Con todo, aún no disponía de ningún testimonio a favor del beduino. Debía ceñirse a las declaraciones de Saniut, quien exigía la cabeza del esclavo. Nesamún no tardó en comprender que en realidad se trataba de una venganza, pero no podía hacer nada para oponerse, salvo solicitar la clemencia del rey. En tanto que encarnación viviente de Horus, sólo el soberano tenía la potestad para pronunciar la sentencia última.
Poco después de mediodía, Nesamún acudió a la Gran Morada, como solía hacer, para transmitirle al rey las decisiones tomadas sobre los casos.
Djoser lo recibió amistosamente. Apreciaba la honestidad de Nesamún. Después de estudiar los casos de que se ocupaba cotidianamente, Nesamún abordó la cuestión que le preocupaba.
—Se trata de un joven esclavo beduino acusado de haber intentado violar a la esposa de su señor.
Djoser examinó rápidamente el informe de los hechos y declaró:
—La violación merece la pena de muerte, aun cuando no se consume. —Todavía recordaba el relato de Tanis en Siyutra.
—Perdonad a este servidor que osa contradeciros, ¡oh Luz de Egipto!, pero creo que ese joven es inocente.
—¿Inocente? Explícate.
—Por desgracia, carezco de pruebas. Aun así, mi intuición me hace pensar en su inocencia. Y sabéis que jamás me ha engañado.
—Cierto, amigo mío. Pero este informe no deja lugar a dudas.
—Si fuera cierto, así sería. Pero la presunta víctima es la señora Saniut, la esposa de Nebejet.
Djoser soltó una carcajada.
—¡Ahora lo entiendo! No hay nadie como Nebejet para confiar en la fidelidad de su esposa.
—Pero reclama la cabeza del esclavo. Y no tengo testigos que permitan dudar de su palabra.
Djoser meneó la cabeza.
—Así las cosas, el esclavo será condenado sin haber podido defenderse. A menos que el rey decida mostrarse indulgente.
—Por ello solicito vuestra clemencia, señor.

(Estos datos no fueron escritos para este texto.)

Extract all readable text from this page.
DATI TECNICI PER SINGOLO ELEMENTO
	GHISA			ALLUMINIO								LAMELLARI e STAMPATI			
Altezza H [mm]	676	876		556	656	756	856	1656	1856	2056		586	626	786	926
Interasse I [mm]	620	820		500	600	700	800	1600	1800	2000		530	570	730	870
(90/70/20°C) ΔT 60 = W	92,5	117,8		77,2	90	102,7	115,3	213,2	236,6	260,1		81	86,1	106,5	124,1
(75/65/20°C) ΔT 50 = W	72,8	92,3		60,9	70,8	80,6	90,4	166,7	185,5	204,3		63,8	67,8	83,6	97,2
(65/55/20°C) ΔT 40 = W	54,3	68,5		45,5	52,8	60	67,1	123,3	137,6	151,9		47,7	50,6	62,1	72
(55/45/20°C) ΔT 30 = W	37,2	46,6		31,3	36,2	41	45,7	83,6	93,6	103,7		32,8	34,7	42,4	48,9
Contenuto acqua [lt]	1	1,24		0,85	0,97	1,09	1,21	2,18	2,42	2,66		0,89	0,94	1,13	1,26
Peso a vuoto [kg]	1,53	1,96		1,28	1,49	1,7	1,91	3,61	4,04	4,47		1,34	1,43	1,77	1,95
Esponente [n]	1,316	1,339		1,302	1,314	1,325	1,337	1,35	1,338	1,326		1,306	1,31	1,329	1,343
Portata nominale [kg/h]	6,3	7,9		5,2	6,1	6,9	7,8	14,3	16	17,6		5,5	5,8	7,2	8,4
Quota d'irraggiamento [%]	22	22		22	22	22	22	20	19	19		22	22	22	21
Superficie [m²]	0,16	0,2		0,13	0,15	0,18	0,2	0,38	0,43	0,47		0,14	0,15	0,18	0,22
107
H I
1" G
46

Djoser estudió los papiros del caso.
—Se llama Moshem, ¿eh? Es curioso, pero el nombre me resulta familiar. —Luego declaró—: Después de todo, no fue más que un intento. En lugar de la pena de muerte, Saniut tendrá que contentarse con cuatro años de prisión. ¡Que así se cumpla!
—¿Lo envío a las minas de oro de Nubia, majestad?
—¡Ni pensarlo! No aguantaría ni un año, y no lo he condenado a muerte. Que se quede aquí, en Mennof-Ra. Di a Kehún que se muestre severo con él.
Nesamún se inclinó al tiempo que esbozaba una sonrisa:
—Se hará según vuestra voluntad, ¡oh Toro Poderoso!
Djoser se tocó la frente, mientras intentaba recordar.
—Sí, el nombre me suena. Si estuviera la reina… Pero se marchó a Iunú, a visitar a su madre.